Le bras de fer politique entre les différentes composantes de la majorité gouvernementale s’est déplacé dans la province d’Essaouira, où le débat autour du relèvement du salaire minimum à 5 000 dirhams a connu un nouvel épisode. Entre appels à accélérer la mise en œuvre des mesures sociales et volonté de tenir les promesses électorales tout en préservant les équilibres financiers, le dossier s’impose désormais comme l’un des principaux terrains d’affrontement politique entre les partis.

Dans ce contexte, Mohamed Chouki, président du Rassemblement national des indépendants (RNI), a livré depuis Essaouira une réponse aux déclarations de Fouzi Lekjaa, dirigeant du Parti authenticité et modernité (PAM).

Chouki a affirmé que les engagements et les promesses électorales de son parti ne reposaient pas sur des slogans, mais sur une démarche qu’il qualifie de réaliste et responsable, résumée par la formule : « pas avec un cachet ni avec un stylo ». Une manière de prendre ses distances avec ce qu’il considère comme une logique de surenchère politique.

S’adressant aux militants du parti dans la province, le président du RNI a assuré que sa formation assumait pleinement ses responsabilités et ne se dérobait pas à ses engagements.

Selon lui, le programme politique du parti et ses engagements sociaux reposent sur une méthodologie « scientifique et rigoureuse », prenant notamment en compte la pérennité des programmes et des projets sociaux, loin des décisions qu’il juge purement formelles ou des annonces précipitées.

Pour répondre aux critiques et aux surenchères autour des chiffres, Mohamed Chouki a mis en avant ce qu’il présente comme la capacité du RNI à traduire ses engagements en mesures concrètes.

Il a notamment cité les augmentations salariales accordées aux travailleurs de secteurs essentiels, particulièrement dans l’éducation et la santé.
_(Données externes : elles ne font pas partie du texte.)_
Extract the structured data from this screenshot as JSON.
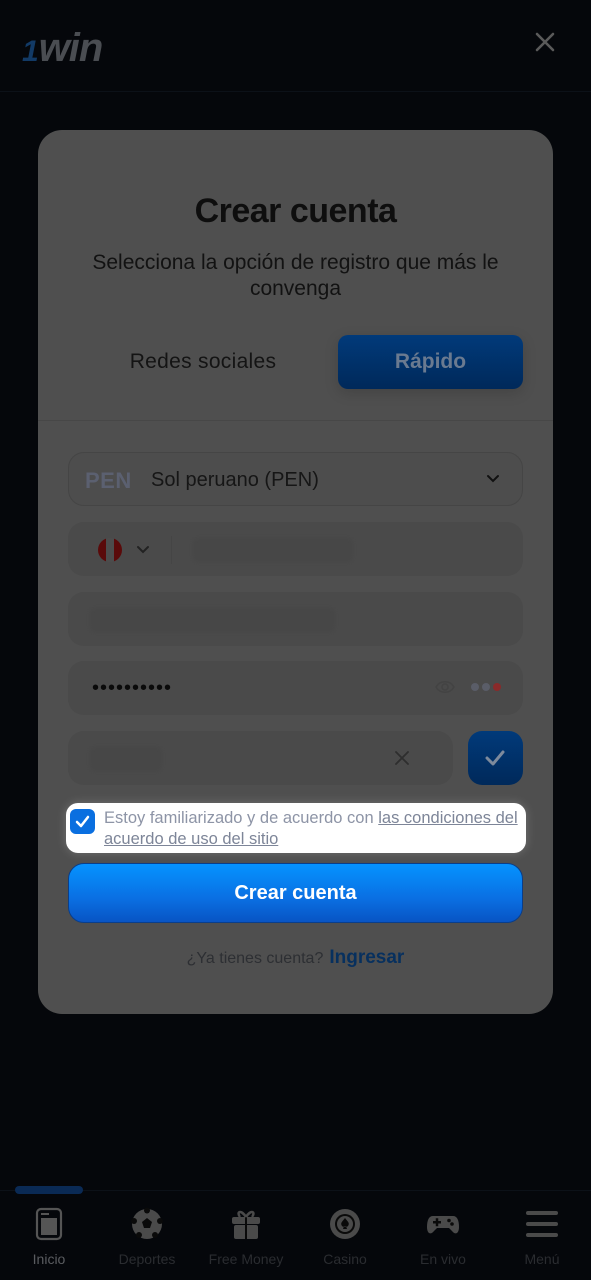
{
  "header": {
    "logo_one": "1",
    "logo_text": "win",
    "close_icon": "close-icon"
  },
  "modal": {
    "title": "Crear cuenta",
    "subtitle": "Selecciona la opción de registro que más le convenga",
    "tabs": [
      {
        "label": "Redes sociales",
        "active": false
      },
      {
        "label": "Rápido",
        "active": true
      }
    ],
    "currency": {
      "code": "PEN",
      "name": "Sol peruano (PEN)"
    },
    "phone": {
      "country_flag": "peru-flag",
      "value_obscured": true
    },
    "email": {
      "value_obscured": true
    },
    "password": {
      "masked_value": "••••••••••",
      "strength": {
        "level": 1,
        "max": 3
      }
    },
    "promo": {
      "value_obscured": true
    },
    "terms": {
      "checked": true,
      "text_prefix": "Estoy familiarizado y de acuerdo con ",
      "link_text": "las condiciones del acuerdo de uso del sitio"
    },
    "submit_label": "Crear cuenta",
    "login_prompt": "¿Ya tienes cuenta?",
    "login_link": "Ingresar"
  },
  "colors": {
    "accent": "#0a6fe0",
    "overlay_bg": "#05070b",
    "modal_bg_dimmed": "#4f4f4f"
  },
  "bottom_nav": {
    "items": [
      {
        "label": "Inicio",
        "icon": "home-icon",
        "active": true
      },
      {
        "label": "Deportes",
        "icon": "soccer-ball-icon",
        "active": false
      },
      {
        "label": "Free Money",
        "icon": "gift-icon",
        "active": false
      },
      {
        "label": "Casino",
        "icon": "casino-chip-icon",
        "active": false
      },
      {
        "label": "En vivo",
        "icon": "gamepad-icon",
        "active": false
      },
      {
        "label": "Menú",
        "icon": "menu-icon",
        "active": false
      }
    ]
  }
}
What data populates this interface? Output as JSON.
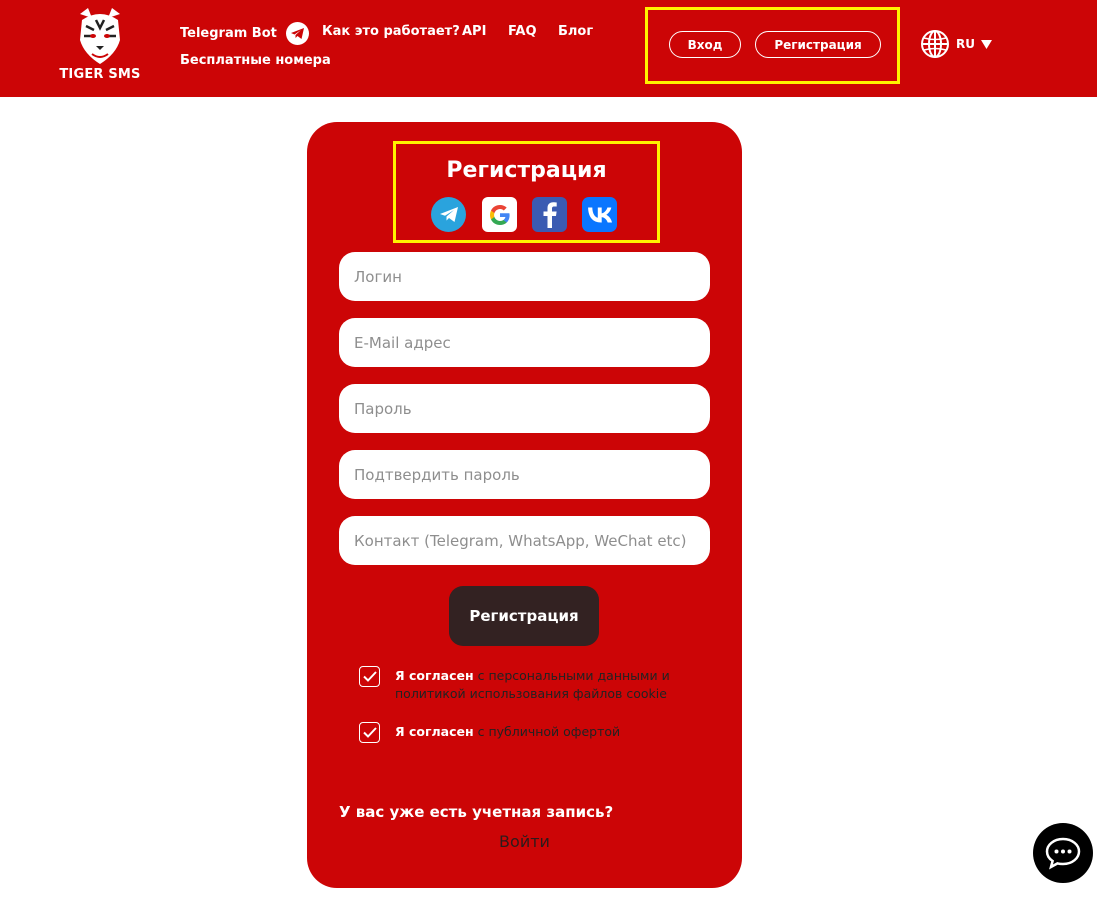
{
  "header": {
    "logo_text": "TIGER SMS",
    "nav": {
      "telegram_bot": "Telegram Bot",
      "how_it_works": "Как это работает?",
      "api": "API",
      "faq": "FAQ",
      "blog": "Блог",
      "free_numbers": "Бесплатные номера"
    },
    "login_label": "Вход",
    "register_label": "Регистрация",
    "language": "RU"
  },
  "form": {
    "title": "Регистрация",
    "social_icons": [
      "telegram-icon",
      "google-icon",
      "facebook-icon",
      "vk-icon"
    ],
    "fields": {
      "login_placeholder": "Логин",
      "email_placeholder": "E-Mail адрес",
      "password_placeholder": "Пароль",
      "confirm_placeholder": "Подтвердить пароль",
      "contact_placeholder": "Контакт (Telegram, WhatsApp, WeChat etc)"
    },
    "submit_label": "Регистрация",
    "consent1": {
      "lead": "Я согласен",
      "text": "с персональными данными и политикой использования файлов cookie",
      "checked": true
    },
    "consent2": {
      "lead": "Я согласен",
      "text": "с публичной офертой",
      "checked": true
    },
    "has_account": "У вас уже есть учетная запись?",
    "login_link": "Войти"
  },
  "colors": {
    "brand_red": "#cc0506",
    "highlight_yellow": "#fff200",
    "button_dark": "#332222"
  },
  "chat_widget_icon": "chat-bubble-icon"
}
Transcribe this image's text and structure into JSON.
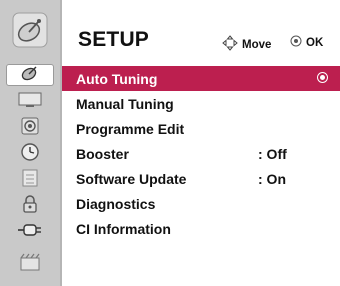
{
  "header": {
    "title": "SETUP",
    "move_label": "Move",
    "ok_label": "OK"
  },
  "menu": {
    "items": [
      {
        "label": "Auto Tuning",
        "value": "",
        "selected": true
      },
      {
        "label": "Manual Tuning",
        "value": ""
      },
      {
        "label": "Programme Edit",
        "value": ""
      },
      {
        "label": "Booster",
        "value": ": Off"
      },
      {
        "label": "Software Update",
        "value": ": On"
      },
      {
        "label": "Diagnostics",
        "value": ""
      },
      {
        "label": "CI Information",
        "value": ""
      }
    ]
  },
  "sidebar": {
    "icons": [
      "satellite-dish-icon",
      "tv-screen-icon",
      "speaker-icon",
      "clock-icon",
      "lock-icon",
      "padlock-icon",
      "plug-icon",
      "film-icon"
    ]
  },
  "colors": {
    "accent": "#bc1f4f",
    "rail": "#c9c9c9"
  }
}
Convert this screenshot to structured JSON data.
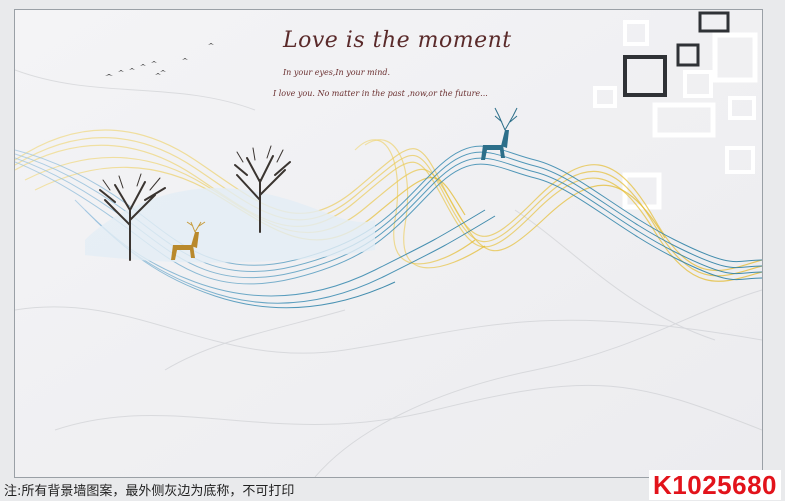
{
  "artwork": {
    "headline": "Love is the moment",
    "line1": "In your eyes,In your mind.",
    "line2": "I love you. No matter in the past ,now,or the future..."
  },
  "footer": {
    "note": "注:所有背景墙图案，最外侧灰边为底称，不可打印",
    "code": "K1025680"
  },
  "colors": {
    "gold_ribbon": "#e3b92a",
    "blue_ribbon": "#3f8fb5",
    "code_red": "#e2131b"
  }
}
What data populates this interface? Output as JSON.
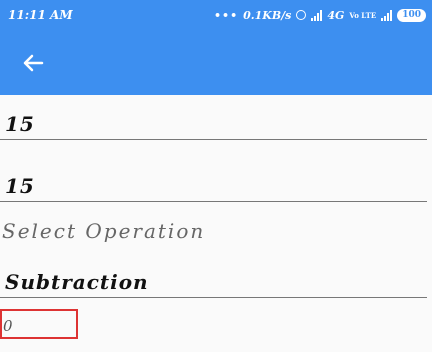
{
  "status_bar": {
    "time": "11:11 AM",
    "more": "•••",
    "network_speed": "0.1KB/s",
    "network_type": "4G",
    "volte_label": "Vo LTE",
    "battery": "100"
  },
  "app_bar": {
    "back_icon": "arrow-left-icon",
    "color": "#3d8ff0"
  },
  "form": {
    "first_number": "15",
    "second_number": "15",
    "operation_label": "Select Operation",
    "operation_value": "Subtraction",
    "result": "0",
    "result_border_color": "#dd3333"
  }
}
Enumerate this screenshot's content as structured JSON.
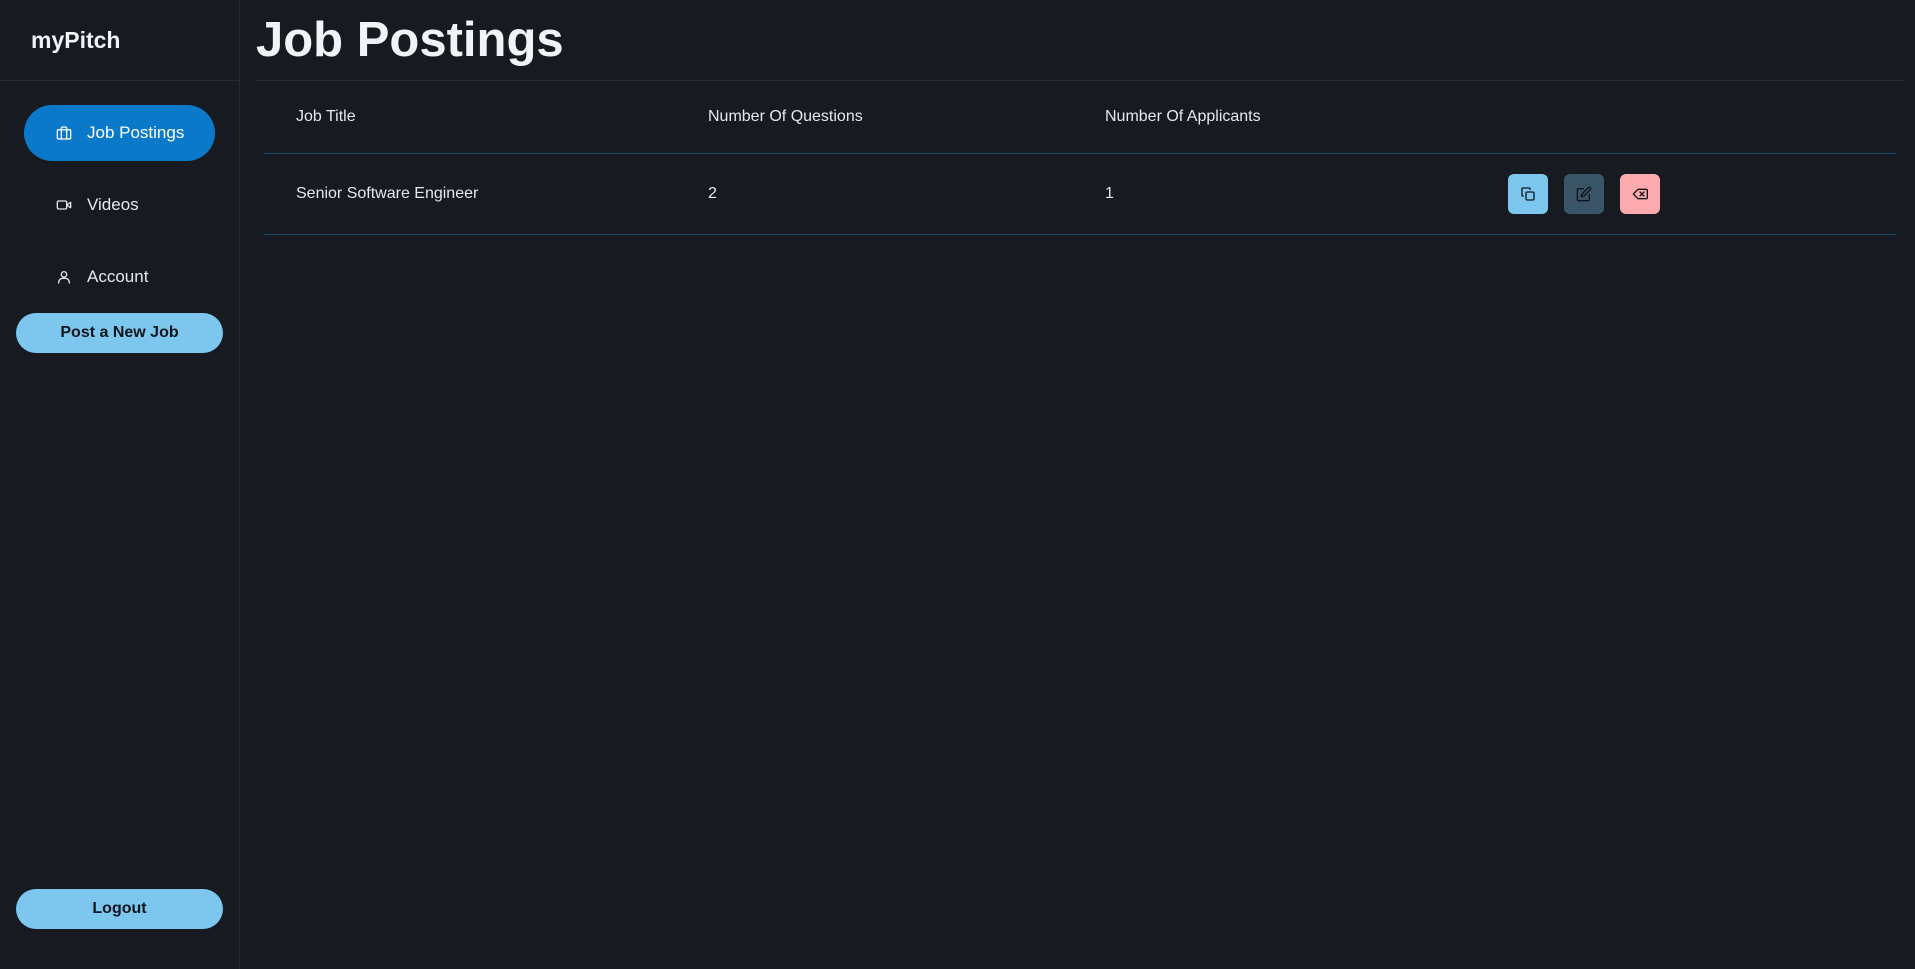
{
  "app": {
    "brand": "myPitch"
  },
  "sidebar": {
    "items": [
      {
        "label": "Job Postings",
        "icon": "briefcase-icon",
        "active": true
      },
      {
        "label": "Videos",
        "icon": "video-icon",
        "active": false
      },
      {
        "label": "Account",
        "icon": "user-icon",
        "active": false
      }
    ],
    "post_job_label": "Post a New Job",
    "logout_label": "Logout"
  },
  "main": {
    "title": "Job Postings",
    "table": {
      "headers": [
        "Job Title",
        "Number Of Questions",
        "Number Of Applicants"
      ],
      "rows": [
        {
          "title": "Senior Software Engineer",
          "questions": "2",
          "applicants": "1"
        }
      ],
      "actions": [
        "copy-icon",
        "edit-icon",
        "delete-icon"
      ]
    }
  },
  "colors": {
    "background": "#171a21",
    "active_nav": "#0a79c9",
    "button": "#7dc7ef",
    "edit_button": "#3b5568",
    "delete_button": "#fdaaaf"
  }
}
Des avancées qui auraient été rendues possibles, selon lui, par l’institutionnalisation du dialogue social et par des engagements financiers dépassant 45 milliards de dirhams, dans un climat de confiance entre le gouvernement, les syndicats et les organisations patronales.

Mohamed Chouki a par ailleurs assuré que le relèvement du salaire minimum à 5 000 dirhams demeurait un engagement « ferme et réel » de son parti.

Il a insisté sur la nécessité de mettre en œuvre les engagements et l’agenda des réformes avec professionnalisme, afin de consolider un climat de confiance et de crédibilité et de garantir que les promesses formulées puissent effectivement être appliquées sur le terrain.

Ces déclarations interviennent après la polémique déclenchée par Fouzi Lekjaa, membre du bureau politique du PAM, lors d’une rencontre organisée par son parti à Dakhla.

Lekjaa avait appelé à engager immédiatement la mise en œuvre du relèvement du salaire minimum à 5 000 dirhams, sans attendre les prochaines échéances électorales. Une sortie perçue comme une pression politique sur ses partenaires de la majorité, le responsable du PAM estimant que l’amélioration des conditions de vie des citoyens ne devait pas être reportée après les élections.

Le seuil des 5 000 dirhams s’impose ainsi comme l’un des principaux sujets de confrontation entre les composantes de la majorité. D’un côté, le PAM pousse pour une mise en œuvre immédiate de la mesure ; de l’autre, le RNI met en avant le réalisme, la capacité d’exécution et la nécessité de garantir la pérennité des acquis sociaux.